Monday, June 15, 2009
Engineer Calls for Smaller Reactors
By John Fleck
Copyright © 2009 Albuquerque Journal
Journal Staff Writer
When it comes to the place of the United States in the global future of nuclear power, Tom Sanders thinks we need to think small.
It is not that Sanders has modest ambitions. Quite the opposite.
The Sandia National Laboratories nuclear engineer, who takes over the presidency Thursday of the American Nuclear Society, thinks an expansion of nuclear power can help meet humanity's growing energy needs.
But he thinks it should be done with a new generation of much smaller nuclear reactors, rather than the behemoths that dominate the global nuclear power market today.
The presidency of the 11,000-member organization of scientists, engineers and others working in the nuclear industry provides Sanders, who heads Sandia's Global Nuclear Futures project, a platform for pushing his vision.
Chartered as a nonprofit, the organization does not lobby. But it can provide technical advice to the U.S. government in the form of things like congressional testimony, Sanders said. And it organizes meetings and conferences around the world that provide a platform for the discussion of the future of nuclear power.
The gray-bearded Sanders, 62, came of age during the go-go years of the U.S. nuclear power industry, when ambitious plans for big reactors across the United States were seen as central to our nation's energy future.
He keeps a 1989 U.S. map on his office wall as a reminder, dots marking the sites of nuclear power plants proposed across the country at the time. Some 20 were canceled, Sanders said. Today, there are 104 operating nuclear reactors in the country — eight fewer than when Sanders' map was made. The U.S. nuclear industry has not started construction of a new nuclear power reactor since 1977.
Experts cite many causes, from public opposition to industry uncertainty over costs.

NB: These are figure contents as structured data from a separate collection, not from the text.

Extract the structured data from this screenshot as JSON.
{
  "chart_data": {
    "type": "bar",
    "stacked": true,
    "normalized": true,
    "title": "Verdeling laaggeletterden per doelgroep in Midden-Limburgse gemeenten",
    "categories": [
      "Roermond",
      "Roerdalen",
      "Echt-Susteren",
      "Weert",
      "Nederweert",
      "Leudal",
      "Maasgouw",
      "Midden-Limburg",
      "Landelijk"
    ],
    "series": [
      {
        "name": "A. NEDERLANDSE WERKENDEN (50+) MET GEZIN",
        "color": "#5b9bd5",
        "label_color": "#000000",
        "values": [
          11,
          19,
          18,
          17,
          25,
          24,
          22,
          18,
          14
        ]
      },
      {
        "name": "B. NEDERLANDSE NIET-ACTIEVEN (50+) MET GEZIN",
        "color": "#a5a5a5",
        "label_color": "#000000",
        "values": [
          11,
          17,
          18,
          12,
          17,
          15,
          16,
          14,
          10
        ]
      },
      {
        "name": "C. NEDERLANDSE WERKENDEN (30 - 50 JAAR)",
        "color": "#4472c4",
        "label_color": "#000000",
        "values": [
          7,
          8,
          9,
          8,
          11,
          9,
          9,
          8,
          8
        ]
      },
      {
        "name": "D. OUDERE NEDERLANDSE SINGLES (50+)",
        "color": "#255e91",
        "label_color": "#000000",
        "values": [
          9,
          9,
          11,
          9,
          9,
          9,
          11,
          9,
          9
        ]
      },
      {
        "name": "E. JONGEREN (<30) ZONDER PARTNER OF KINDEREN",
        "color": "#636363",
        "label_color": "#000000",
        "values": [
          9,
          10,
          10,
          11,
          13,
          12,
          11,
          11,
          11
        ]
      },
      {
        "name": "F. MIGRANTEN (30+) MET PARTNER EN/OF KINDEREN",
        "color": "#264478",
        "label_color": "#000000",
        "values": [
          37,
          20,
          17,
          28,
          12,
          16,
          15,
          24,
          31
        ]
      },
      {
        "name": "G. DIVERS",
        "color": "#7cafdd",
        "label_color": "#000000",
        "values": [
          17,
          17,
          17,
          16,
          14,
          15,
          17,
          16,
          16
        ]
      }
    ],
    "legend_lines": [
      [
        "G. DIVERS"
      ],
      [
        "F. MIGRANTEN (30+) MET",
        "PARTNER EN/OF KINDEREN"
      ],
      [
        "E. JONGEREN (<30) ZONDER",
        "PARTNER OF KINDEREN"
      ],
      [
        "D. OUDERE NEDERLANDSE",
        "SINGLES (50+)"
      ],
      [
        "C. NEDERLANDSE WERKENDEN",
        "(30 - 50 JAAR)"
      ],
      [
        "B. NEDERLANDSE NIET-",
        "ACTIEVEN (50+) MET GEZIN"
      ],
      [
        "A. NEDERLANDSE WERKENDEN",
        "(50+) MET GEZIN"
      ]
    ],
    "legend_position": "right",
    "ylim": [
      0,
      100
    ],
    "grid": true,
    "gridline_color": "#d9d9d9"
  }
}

But Sanders, as he launches what will be a year of very public nuclear power advocacy as ANS president, offers a more prosaic explanation.

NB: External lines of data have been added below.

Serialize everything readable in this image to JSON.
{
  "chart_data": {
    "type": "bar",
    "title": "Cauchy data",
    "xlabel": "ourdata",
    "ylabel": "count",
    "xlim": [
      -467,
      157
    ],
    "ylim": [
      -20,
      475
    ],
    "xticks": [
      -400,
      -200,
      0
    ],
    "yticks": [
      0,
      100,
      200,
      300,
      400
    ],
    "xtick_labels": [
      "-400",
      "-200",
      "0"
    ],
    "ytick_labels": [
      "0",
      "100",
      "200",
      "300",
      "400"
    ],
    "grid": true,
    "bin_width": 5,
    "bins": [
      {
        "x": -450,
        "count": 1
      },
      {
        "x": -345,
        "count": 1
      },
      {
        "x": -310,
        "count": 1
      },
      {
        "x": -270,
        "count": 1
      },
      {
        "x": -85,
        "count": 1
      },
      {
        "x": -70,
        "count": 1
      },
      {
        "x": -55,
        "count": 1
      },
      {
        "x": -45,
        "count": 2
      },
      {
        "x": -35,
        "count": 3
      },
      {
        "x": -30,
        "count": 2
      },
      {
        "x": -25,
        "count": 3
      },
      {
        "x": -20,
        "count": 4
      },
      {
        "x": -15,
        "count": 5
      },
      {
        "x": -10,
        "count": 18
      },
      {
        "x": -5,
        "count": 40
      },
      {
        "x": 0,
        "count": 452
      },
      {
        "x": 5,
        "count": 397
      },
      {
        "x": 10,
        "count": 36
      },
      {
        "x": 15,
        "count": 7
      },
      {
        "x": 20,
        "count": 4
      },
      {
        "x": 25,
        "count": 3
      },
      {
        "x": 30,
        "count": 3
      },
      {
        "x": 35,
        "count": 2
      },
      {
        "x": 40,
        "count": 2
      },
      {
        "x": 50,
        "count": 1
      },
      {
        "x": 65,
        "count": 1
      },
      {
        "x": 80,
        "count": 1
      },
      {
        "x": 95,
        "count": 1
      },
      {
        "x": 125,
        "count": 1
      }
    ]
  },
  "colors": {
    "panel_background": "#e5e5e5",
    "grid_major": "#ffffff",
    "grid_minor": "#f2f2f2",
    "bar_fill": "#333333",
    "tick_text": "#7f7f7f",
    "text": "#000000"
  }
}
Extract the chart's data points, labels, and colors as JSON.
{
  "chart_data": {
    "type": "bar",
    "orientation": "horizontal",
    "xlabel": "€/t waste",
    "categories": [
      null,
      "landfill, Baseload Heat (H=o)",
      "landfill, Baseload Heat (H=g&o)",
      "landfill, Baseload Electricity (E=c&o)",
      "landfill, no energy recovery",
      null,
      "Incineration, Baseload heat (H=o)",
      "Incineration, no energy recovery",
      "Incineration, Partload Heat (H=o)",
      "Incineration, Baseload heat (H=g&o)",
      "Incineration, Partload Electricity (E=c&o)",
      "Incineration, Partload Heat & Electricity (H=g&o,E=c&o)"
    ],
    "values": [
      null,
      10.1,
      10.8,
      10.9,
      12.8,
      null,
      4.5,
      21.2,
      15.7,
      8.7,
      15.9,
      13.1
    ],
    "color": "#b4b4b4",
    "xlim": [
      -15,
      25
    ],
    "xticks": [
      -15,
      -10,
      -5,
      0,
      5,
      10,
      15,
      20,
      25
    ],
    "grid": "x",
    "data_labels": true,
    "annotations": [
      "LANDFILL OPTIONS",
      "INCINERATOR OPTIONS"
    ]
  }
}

In the decades since his wall map was made, utilities have largely forsworn large power plants altogether. In the case of nuclear power, the longer we waited, he said, the greater the uncertainty over the potentially multibillion dollar cost of something that no one has built in the United States in decades.

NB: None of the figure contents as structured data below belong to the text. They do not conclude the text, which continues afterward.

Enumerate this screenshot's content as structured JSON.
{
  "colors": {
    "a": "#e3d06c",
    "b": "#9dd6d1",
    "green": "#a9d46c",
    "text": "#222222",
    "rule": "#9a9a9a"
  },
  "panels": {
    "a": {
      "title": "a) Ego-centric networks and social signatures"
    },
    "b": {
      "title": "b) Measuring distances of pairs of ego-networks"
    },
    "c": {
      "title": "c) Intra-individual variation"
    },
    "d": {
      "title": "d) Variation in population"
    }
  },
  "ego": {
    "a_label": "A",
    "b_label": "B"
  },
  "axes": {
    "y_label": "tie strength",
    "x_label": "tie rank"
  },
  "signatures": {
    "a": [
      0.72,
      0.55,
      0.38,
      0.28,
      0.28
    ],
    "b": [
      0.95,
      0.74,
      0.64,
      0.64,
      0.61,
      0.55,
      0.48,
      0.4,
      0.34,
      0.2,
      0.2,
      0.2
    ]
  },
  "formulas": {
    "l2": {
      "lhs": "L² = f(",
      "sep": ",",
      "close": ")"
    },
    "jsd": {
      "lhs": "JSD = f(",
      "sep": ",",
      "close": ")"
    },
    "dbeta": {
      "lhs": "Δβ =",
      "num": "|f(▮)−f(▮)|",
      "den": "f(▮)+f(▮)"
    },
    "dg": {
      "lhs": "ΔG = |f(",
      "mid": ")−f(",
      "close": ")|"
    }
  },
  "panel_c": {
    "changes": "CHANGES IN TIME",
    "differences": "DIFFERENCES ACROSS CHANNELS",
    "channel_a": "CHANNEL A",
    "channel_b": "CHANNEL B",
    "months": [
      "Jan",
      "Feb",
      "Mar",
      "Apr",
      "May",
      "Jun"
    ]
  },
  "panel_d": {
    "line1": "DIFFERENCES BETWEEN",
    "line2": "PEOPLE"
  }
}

But in looking at historic data, Sanders also notes a related fact. In addition to the end of construction of large nuclear power plants, the U.S. utility industry has built few coal plants, the other source of electricity based on giant power plants.
Instead, according to data from the U.S. government's Energy Information Agency, the industry has been meeting growing demand by building a lot of much smaller power plants that are fueled by natural gas.
Sanders calls them "right-sized," and thinks there is a message for people who think nuclear power needs to have a place in the world's energy future — small reactors.
"We've got to change the paradigm in the economies of scale," he said, "so there's value in the small."
More efficient
Using new technologies, the small reactors could be designed to burn their fuel far more efficiently, creating significantly less radioactive waste and, therefore, reducing the disposal problem, Sanders argues.
Sanders' support of small reactors is not surprising, given his history. Before getting his degrees in nuclear engineering at the University of Texas, Sanders spent six years in the Navy, managing the small nuclear reactors used to power U.S. submarines.
Operating small nuclear reactors, he points out, is something the U.S. Navy has been doing for half a century.
In addition to his belief in the economic feasibility of small reactors, Sanders believes the technology offers a niche that U.S. industry can exploit. These days around the world, big nuclear reactors are the province of other nations, chiefly the French government-owned firm Areva and the Japanese company Toshiba, both from countries that provide their nuclear power industries with strong government backing.
To the extent that new large reactors are built in the United States — and a number have been proposed — it will be foreign companies that build them, Sanders noted.
Innovation
Making the case for a U.S. small-reactor industry, Sanders sounds a little like a Silicon Valley tech evangelist as he talks about "the innovators dilemma." The big guys, the Toshibas and Arevas of the world, are too invested in building big reactors to see the opportunity offered by the new technology Sanders is pushing.
That has left an opening, an opportunity for entrepreneurial innovation in the small reactor field.
Sanders thinks U.S. companies already serving our Navy, such as Babcock and Wilcox, are best positioned to take advantage of the opportunity, though there are also entrepreneurial startups like Santa Fe-based Hyperion hoping to exploit the niche.
In his yearlong stint as American Nuclear Society vice president, Sanders has traveled to Taiwan, Japan, Austria and twice to Russia. After ascending to the presidency, he'll head back to Austria, with trips to France, the United Arab Emirates, Malaysia, Argentina and Mexico also in the works.
The job is unpaid, but Sandia pays his salary while he does ANS work, he said. In fact, he views the advocacy as the logical extension of issues he has worked on as head of Sandia's Global Nuclear Futures project.
"This is a natural next step to what I've been trying to articulate for 10 years," Sanders said.